Potential investors who may want to buy shares and influence the outcome of a contested situation may be left ill-informed because corporations publicly disclose the record date for voting securities after the date has happened.
That’s the view of Boston College Department of Finance professor Vyacheslav Fos, who spoke with The Deal for its Activist Investing Today podcast about a new study he co-authored with Cliff Holderness, another BC finance professor, “The Distribution of Voting Rights to Shareholders.”
The study examined over 100,000 distributions of proxy documents to shareholders between 1996 and 2018 and found that in about 91% of the time companies publicly revealed their record date after it has already happened. Investors must own shares prior to the record date to be permitted to vote shares at annual and special meetings that typically take place 25 to 60 days later.
Fos said record dates for dividends are always clearly disclosed in advance of their occurrence, but that when it comes to voting rights all the decisions about when to disclose the record date is controlled by a variety of insiders — corporate management, brokers, proxy solicitors and the exchanges.
“All these players, management, NYSE, change their behavior suggesting that the information about when the record date happens is valuable and they use it to influence the outcome of events,” he said.
Fos found, for instance, that trading volume for DuPont increased just ahead of the company’s annual meeting in 2015, when Trian Fund Management and Nelson Peltz ran an ultimately unsuccessful director contest at the chemical company. The first public announcement of the record date for the meeting and contest was March 23 for a record date that had passed, on March 17.
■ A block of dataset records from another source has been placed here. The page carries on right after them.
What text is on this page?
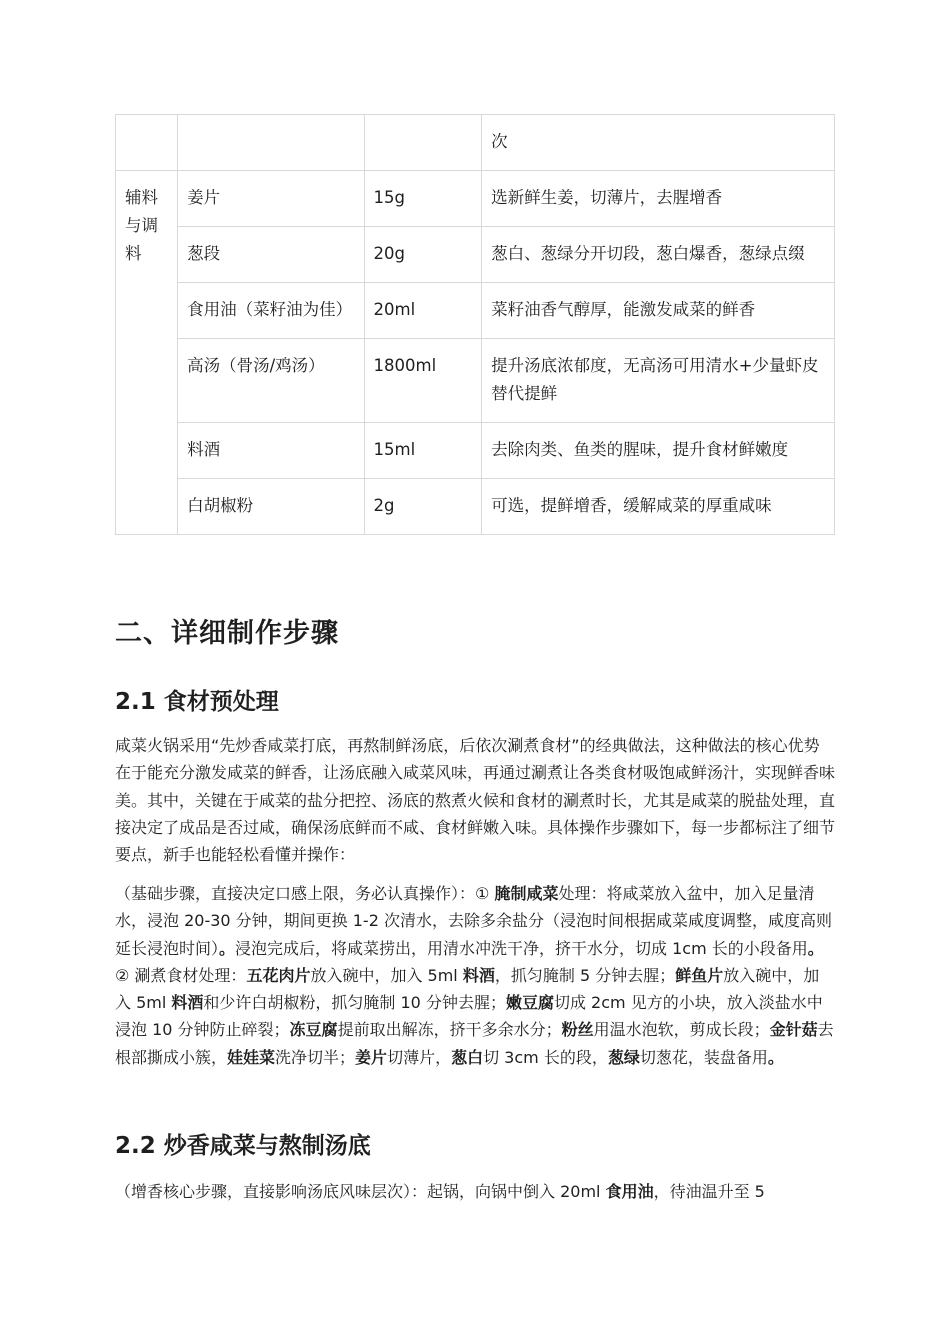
			次
辅料与调料	姜片	15g	选新鲜生姜，切薄片，去腥增香
	葱段	20g	葱白、葱绿分开切段，葱白爆香，葱绿点缀
	食用油（菜籽油为佳）	20ml	菜籽油香气醇厚，能激发咸菜的鲜香
	高汤（骨汤/鸡汤）	1800ml	提升汤底浓郁度，无高汤可用清水+少量虾皮替代提鲜
	料酒	15ml	去除肉类、鱼类的腥味，提升食材鲜嫩度
	白胡椒粉	2g	可选，提鲜增香，缓解咸菜的厚重咸味
二、详细制作步骤
2.1 食材预处理

咸菜火锅采用“先炒香咸菜打底，再熬制鲜汤底，后依次涮煮食材”的经典做法，这种做法的核心优势在于能充分激发咸菜的鲜香，让汤底融入咸菜风味，再通过涮煮让各类食材吸饱咸鲜汤汁，实现鲜香味美。其中，关键在于咸菜的盐分把控、汤底的熬煮火候和食材的涮煮时长，尤其是咸菜的脱盐处理，直接决定了成品是否过咸，确保汤底鲜而不咸、食材鲜嫩入味。具体操作步骤如下，每一步都标注了细节要点，新手也能轻松看懂并操作：

（基础步骤，直接决定口感上限，务必认真操作）：① 腌制咸菜处理：将咸菜放入盆中，加入足量清水，浸泡 20-30 分钟，期间更换 1-2 次清水，去除多余盐分（浸泡时间根据咸菜咸度调整，咸度高则延长浸泡时间）。浸泡完成后，将咸菜捞出，用清水冲洗干净，挤干水分，切成 1cm 长的小段备用。② 涮煮食材处理：五花肉片放入碗中，加入 5ml 料酒，抓匀腌制 5 分钟去腥；鲜鱼片放入碗中，加入 5ml 料酒和少许白胡椒粉，抓匀腌制 10 分钟去腥；嫩豆腐切成 2cm 见方的小块，放入淡盐水中浸泡 10 分钟防止碎裂；冻豆腐提前取出解冻，挤干多余水分；粉丝用温水泡软，剪成长段；金针菇去根部撕成小簇，娃娃菜洗净切半；姜片切薄片，葱白切 3cm 长的段，葱绿切葱花，装盘备用。

2.2 炒香咸菜与熬制汤底

（增香核心步骤，直接影响汤底风味层次）：起锅，向锅中倒入 20ml 食用油，待油温升至 5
“There was a large group of investors that somehow figured out what the record date was whereas main street investors, retail investors, who read information from publicly available sources, remained unaware of the record date,” he said. “Given that event, the record date, is material, we identified asymmetry in the way people become informed of the record date.”
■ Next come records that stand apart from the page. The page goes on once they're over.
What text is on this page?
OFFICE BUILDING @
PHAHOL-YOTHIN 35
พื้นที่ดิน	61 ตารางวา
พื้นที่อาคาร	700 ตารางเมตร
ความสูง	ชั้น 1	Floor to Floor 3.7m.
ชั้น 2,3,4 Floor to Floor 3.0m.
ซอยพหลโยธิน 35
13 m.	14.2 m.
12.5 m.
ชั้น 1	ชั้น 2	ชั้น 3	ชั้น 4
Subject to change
In another situation, a consortium including the CEO launched an effort in 2018 to privatize insurer AmTrust Financial Services Inc. The proposal required the approval of a majority of the minority shareholders, but many outside investors weren’t happy with the price.
Billionaire insurgent Carl Icahn sought to intervene and secretly accumulated a 9.4% stake, and launched a campaign opposing the deal price. However, AmTrust had set its record date for April 5 but didn’t publicly disclose it until May 4. As a result, all of Icahn’s stock purchases occurred after the record date, and couldn’t be voted on the going-private proposal.
“This asymmetry is not just about institutional investors vs. retail investors,” Fos said. “In this example you see one of the most sophisticated activist investors, Carl Icahn, bought a huge stake without voting rights.”
On the podcast, Fos explained why federal and state regulations are at odds on record date obligations, which makes it unlikely that the Securities and Exchange Commission will write a rule improving record date transparency any time soon.